Sunday 1 August 2010

Words of wisdom

"When I find myself in times of trouble, Mother Mary comes to me, speaking words of wisdom: Let it be."

Well, not exactly; I'm not a religious sort and although my mother *is* called Mary, it's not about her either, but I think there's a lot to be said for these wise words.

Life can be stressful and difficult and I wonder, wouldn't we be bored if it wasn't? But it's necessary to evaluate a situation and decide: Does it matter?
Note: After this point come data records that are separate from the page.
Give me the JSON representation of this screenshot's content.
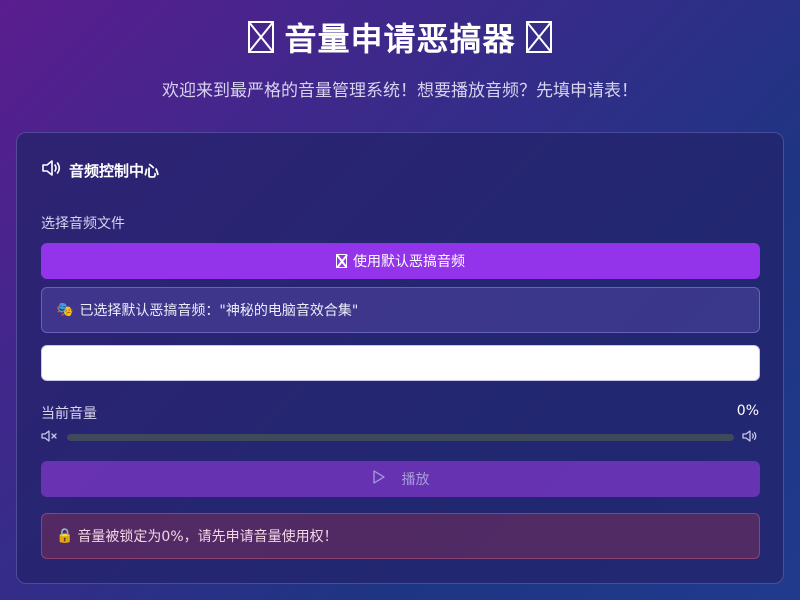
{
  "header": {
    "title": "音量申请恶搞器",
    "subtitle": "欢迎来到最严格的音量管理系统！想要播放音频？先填申请表！"
  },
  "panel": {
    "title": "音频控制中心",
    "file_label": "选择音频文件",
    "default_button_label": "使用默认恶搞音频",
    "selected_emoji": "🎭",
    "selected_text": "已选择默认恶搞音频：\"神秘的电脑音效合集\"",
    "input_value": "",
    "input_placeholder": "",
    "volume_label": "当前音量",
    "volume_value": "0%",
    "volume_level": 0,
    "play_label": "播放",
    "alert_emoji": "🔒",
    "alert_text": "音量被锁定为0%，请先申请音量使用权！"
  },
  "colors": {
    "accent": "#9333ea",
    "track": "#3e4a5c"
  },
  "icons": [
    "speaker-icon",
    "mute-icon",
    "volume-icon",
    "play-icon",
    "lock-icon",
    "mask-icon"
  ]
}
Small case in point, recently a colleague missed the check-in for her flight by only two minutes and called me in some distress from the airport. She was clearly very upset firstly because she feared she'd miss her meeting with her client and, secondly I imagine, because she knew it would cost the company a fair amount of money to rebook her non-flexible flight. I can fully understand her frustration; she had given herself plenty of time but the public transport had been unreliable resulting in her narrowly missing check-in. I've done this before, missed a train to see my family in Yorkshire by three minutes due to unreliable public transport, even though I'd given myself what should have been more than enough time. I was going through a difficult period of my life and I remember the sinking feeling as I saw the empty platform, the worry I felt that I wouldn't get to see my family and the annoyance at having to pay a small fortune for a replacement ticket for a later train. I stood in the station and cried with frustration and helplessness and imagine that's pretty much how my colleague felt standing on her own in the airport.
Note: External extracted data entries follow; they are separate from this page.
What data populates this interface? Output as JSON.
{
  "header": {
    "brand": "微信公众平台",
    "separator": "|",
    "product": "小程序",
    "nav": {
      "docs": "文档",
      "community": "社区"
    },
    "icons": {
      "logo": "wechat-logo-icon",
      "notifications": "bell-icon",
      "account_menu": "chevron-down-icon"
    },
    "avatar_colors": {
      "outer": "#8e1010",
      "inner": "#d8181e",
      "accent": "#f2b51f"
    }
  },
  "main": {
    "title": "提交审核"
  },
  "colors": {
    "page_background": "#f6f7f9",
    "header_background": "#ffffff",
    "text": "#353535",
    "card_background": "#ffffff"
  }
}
My train experience was five years ago and I drew on it to assist my distressed colleague. Within 15 minutes I had booked her onto a new flight leaving in a couple of hours and I also emailed her to say, "C'est la vie. Don't sweat it, nobody died. In five years you probably won't even remember. ;o)" I hope that helped her to relax about a situation that, in the grand scheme of things, doesn't really matter. Yes, some money was wasted which is not ideal but it's a mere irritation and can be written off as "one of those things".

There are quite a few books telling us the same thing ("Don't sweat the small stuff" by Richard Carlson, and "F**k It: the Ultimate Spiritual Way" by John Parkin to name two) which for all intents and purposes teach us: When things seem a bit sh*t and out of your control, step back, put it into perspective and, where possible, just let it be.